Sergio C. ist Mitglied der studentischen Vereinigung UNES (Unidad Estudiantil), der Sozialistischen Arbeiterpartei Kolumbiens PST und Mitwirkender vom Blog Socialist 21 (https://blogsocialist21.wordpress.com/).

500.000 Menschen sind in ganz Kolumbien am 10. Oktober auf die Straße gegangen. Warum?

Weil es kein Geld gibt, um die Universitäten am Laufen zu halten. Dass es schon zwei Monate nach der Regierungsbildung von Iván Duque, einem Anhänger des paramilitärischen und menschenrechtsverletzenden Uribe, zu so großem Protest kam, finde ich sehr beeindruckend.

Wieso?

Es gab seit Jahren keine so große Demonstration mehr, die zudem auch die Unterstützung breiter Teile der Bevölkerung zählen durfte. Wir leiden hier gerade unter der dritten uribistischen Regierung in Folge, obwohl der Mitte-Links-Kandidat Gustavo Petro bei den letzten Wahlen acht Millionen Stimmen erhielt. Seine Wähler*innen wissen, dass die Dinge nicht gut laufen.

Was fordern sie?

Die zentrale Forderung ist die Aufstockung des Bildungsetats. Denn für 2019 werden dringend zwischen 900 Millionen und 1,3 Milliarden Euro benötigt. Durch Privatisierung, Aufrüstung des Militärs und Auslandschulden, deren Abzahlungen Trumps Imperialismus stützen, beträgt die staatliche Verschuldung im Bildungssektor mehr als 5 Milliarden Euro.

Wie wirkt sich das Defizit konkret aus?

Die Einrichtungen fallen auseinander. Nirgends sind die Lehr- und Lernbedingungen angemessen, da es für die Gehälter und Renten der Lehrenden und Arbeiter*innen kein Geld gibt. Deren gewerkschaftlicher Organisierung wird zudem aktiv erschwert. Es kann weder für Essen, noch für Wohnraum oder z.B. psychosoziale Betreuung gesorgt werden. Nur weniger als 30% haben überhaupt Zugang zum Studium und das sind meist wohlhabende junge Menschen – der bürgerliche Mittelstand. Auf dem Campus läuft nichts basisdemokratisch ab: man kann keine Repräsentant*innen wählen und nichts mitentscheiden.
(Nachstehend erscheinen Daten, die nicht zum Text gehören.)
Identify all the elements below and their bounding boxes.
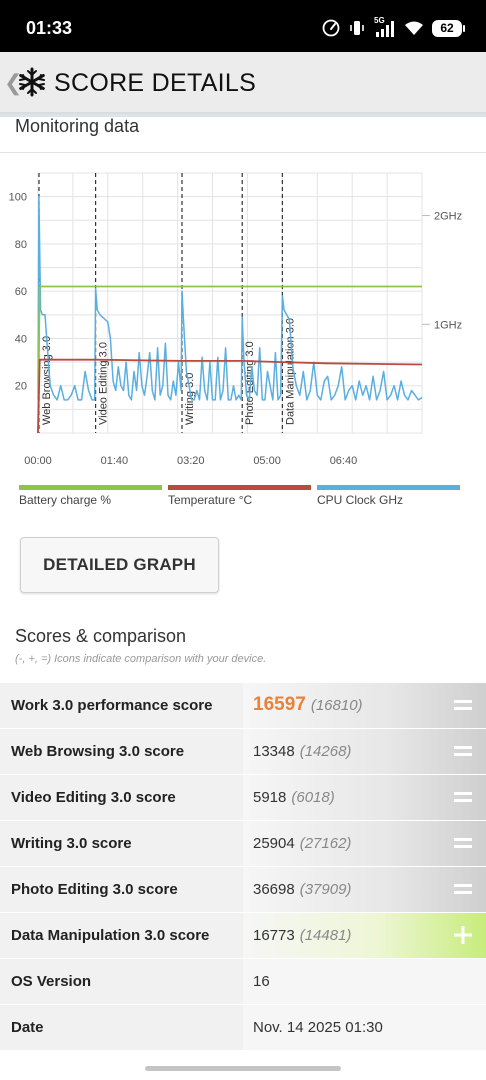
score-value: 16597 (16810) [253, 694, 363, 716]
legend-label: CPU Clock GHz [317, 493, 403, 507]
status-time: 01:33 [26, 18, 73, 38]
score-value: 25904 (27162) [253, 835, 351, 852]
series-line-1 [37, 358, 423, 434]
score-number: 16597 [253, 694, 306, 715]
score-label: Photo Editing 3.0 score [11, 881, 178, 898]
info-value: Nov. 14 2025 01:30 [253, 1019, 383, 1036]
chart-svg: Web Browsing 3.0 Video Editing 3.0 Writing… [9, 172, 462, 507]
info-row-os-version: OS Version 16 [0, 959, 486, 1005]
legend-label: Temperature °C [168, 493, 252, 507]
network-type: 5G [374, 16, 385, 25]
scores-table: Work 3.0 performance score 16597 (16810) … [0, 683, 486, 1051]
score-label: Video Editing 3.0 score [11, 789, 176, 806]
score-row-web-browsing: Web Browsing 3.0 score 13348 (14268) [0, 729, 486, 775]
score-label: Writing 3.0 score [11, 835, 132, 852]
info-row-date: Date Nov. 14 2025 01:30 [0, 1005, 486, 1051]
score-value: 36698 (37909) [253, 881, 351, 898]
score-compare: (27162) [299, 835, 352, 852]
score-compare: (6018) [291, 789, 335, 806]
score-label: Data Manipulation 3.0 score [11, 927, 210, 944]
equal-icon [454, 792, 472, 802]
score-compare: (37909) [299, 881, 352, 898]
info-label: Date [11, 1019, 44, 1036]
signal-icon [376, 21, 394, 37]
snowflake-icon [19, 67, 45, 97]
legend-swatch [317, 485, 460, 490]
x-tick-label: 01:40 [101, 455, 129, 467]
y-tick-label: 100 [9, 192, 27, 204]
page-title: SCORE DETAILS [54, 69, 257, 97]
x-tick-label: 00:00 [24, 455, 52, 467]
score-number: 13348 [253, 743, 295, 760]
monitoring-chart: Web Browsing 3.0 Video Editing 3.0 Writing… [0, 152, 486, 528]
vibrate-icon [350, 21, 364, 35]
marker-label: Web Browsing 3.0 [41, 336, 53, 425]
monitoring-title: Monitoring data [15, 116, 140, 136]
status-icons: 5G 62 [322, 16, 465, 39]
info-value: 16 [253, 973, 270, 990]
score-number: 5918 [253, 789, 287, 806]
score-value: 16773 (14481) [253, 927, 351, 944]
score-value: 5918 (6018) [253, 789, 335, 806]
section-divider [0, 114, 486, 117]
equal-icon [454, 746, 472, 756]
score-row-video-editing: Video Editing 3.0 score 5918 (6018) [0, 775, 486, 821]
y-right-tick-label: 2GHz [434, 211, 462, 223]
chart-ticks: 20 40 60 80 100 1GHz 2GHz 00:00 01:40 03:20 05:00 0… [9, 192, 462, 467]
status-bar: 01:33 5G 62 [0, 0, 486, 52]
equal-icon [454, 884, 472, 894]
chart-series [37, 195, 423, 434]
score-number: 16773 [253, 927, 295, 944]
detailed-graph-button[interactable]: DETAILED GRAPH [20, 537, 219, 593]
score-label: Work 3.0 performance score [11, 697, 213, 714]
equal-icon [454, 838, 472, 848]
marker-label: Data Manipulation 3.0 [284, 318, 296, 425]
chevron-left-icon[interactable]: ❮ [4, 70, 23, 95]
equal-icon [454, 700, 472, 710]
home-indicator[interactable] [145, 1066, 341, 1071]
legend-swatch [168, 485, 311, 490]
wifi-icon [405, 21, 423, 35]
scores-note: (-, +, =) Icons indicate comparison with… [15, 653, 267, 665]
info-label: OS Version [11, 973, 92, 990]
chart-legend: Battery charge % Temperature °C CPU Clock … [19, 485, 460, 507]
score-row-writing: Writing 3.0 score 25904 (27162) [0, 821, 486, 867]
y-tick-label: 80 [15, 239, 27, 251]
app-header: ❮ SCORE DETAILS [0, 52, 486, 114]
x-tick-label: 06:40 [330, 455, 358, 467]
y-tick-label: 40 [15, 333, 27, 345]
marker-label: Video Editing 3.0 [98, 342, 110, 425]
x-tick-label: 03:20 [177, 455, 205, 467]
score-label: Web Browsing 3.0 score [11, 743, 185, 760]
score-number: 36698 [253, 881, 295, 898]
score-row-photo-editing: Photo Editing 3.0 score 36698 (37909) [0, 867, 486, 913]
scores-title: Scores & comparison [15, 626, 187, 646]
x-tick-label: 05:00 [253, 455, 281, 467]
plus-icon [454, 926, 472, 944]
series-line-2 [37, 195, 423, 401]
score-value: 13348 (14268) [253, 743, 351, 760]
score-compare: (14268) [299, 743, 352, 760]
y-tick-label: 20 [15, 381, 27, 393]
score-row-data-manipulation: Data Manipulation 3.0 score 16773 (14481) [0, 913, 486, 959]
score-compare: (14481) [299, 927, 352, 944]
signal-group: 5G [374, 16, 396, 38]
score-row-work: Work 3.0 performance score 16597 (16810) [0, 683, 486, 729]
y-tick-label: 60 [15, 286, 27, 298]
score-number: 25904 [253, 835, 295, 852]
battery-icon: 62 [432, 19, 465, 37]
marker-label: Writing 3.0 [184, 373, 196, 425]
score-compare: (16810) [310, 697, 363, 714]
legend-label: Battery charge % [19, 493, 111, 507]
speedometer-icon [322, 19, 340, 37]
y-right-tick-label: 1GHz [434, 319, 462, 331]
legend-swatch [19, 485, 162, 490]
Welche Arbeiter*innen meinst du?

Das Verwaltungspersonal, also z.B.Sekretär*innen, aber auch Reinigungskräfte und Bibliothekar*innen. Sie werden am allermeisten ausgebeutet. Obwohl es in punto Arbeitsbedingungen auch unter den Lehrenden große Unterschiede gibt: Die meisten werden als Aushilfsprofessor*innen oder Dozierende angestellt, wodurch sie weder sichere Arbeitsverträge haben noch gut verdienen. Die Privatisierungen drängt also nicht nur arme Familien in noch größere Armut, sondern auch Lehrende in die Prekarität.

Inwiefern sind die armen Familien denn von den Privatisierungen betroffen?

An den öffentlichen Hochschulen gibt es kaum Plätze. Wenn Kinder von Arbeiter*innen-Familien davon keinen bekommen, können sie entweder gar nicht oder nur an einer privaten Universität studieren. Dafür müssen einen hoch verzinsten Kredit aufnehmen, den sie und ihre Familien jahrzehntelang abbezahlen müssen.

Was tun kolumbianische Studierende gegen diese Missstände?

Die UNEES (Unión Nacional de Estudiantes de Educación Superior, Nationale Vereinigung der Hochschulstudent*innen) rief nach den Massenprotesten zur Teilnahme am Bildungsstreik auf. Dieser wurde vom 11. bis 21. Oktober ausgerufen. Wir haben dann entschieden, bis zur Erfüllung unserer 10 Forderungen weiter zu streiken.

Was genau bedeutet das?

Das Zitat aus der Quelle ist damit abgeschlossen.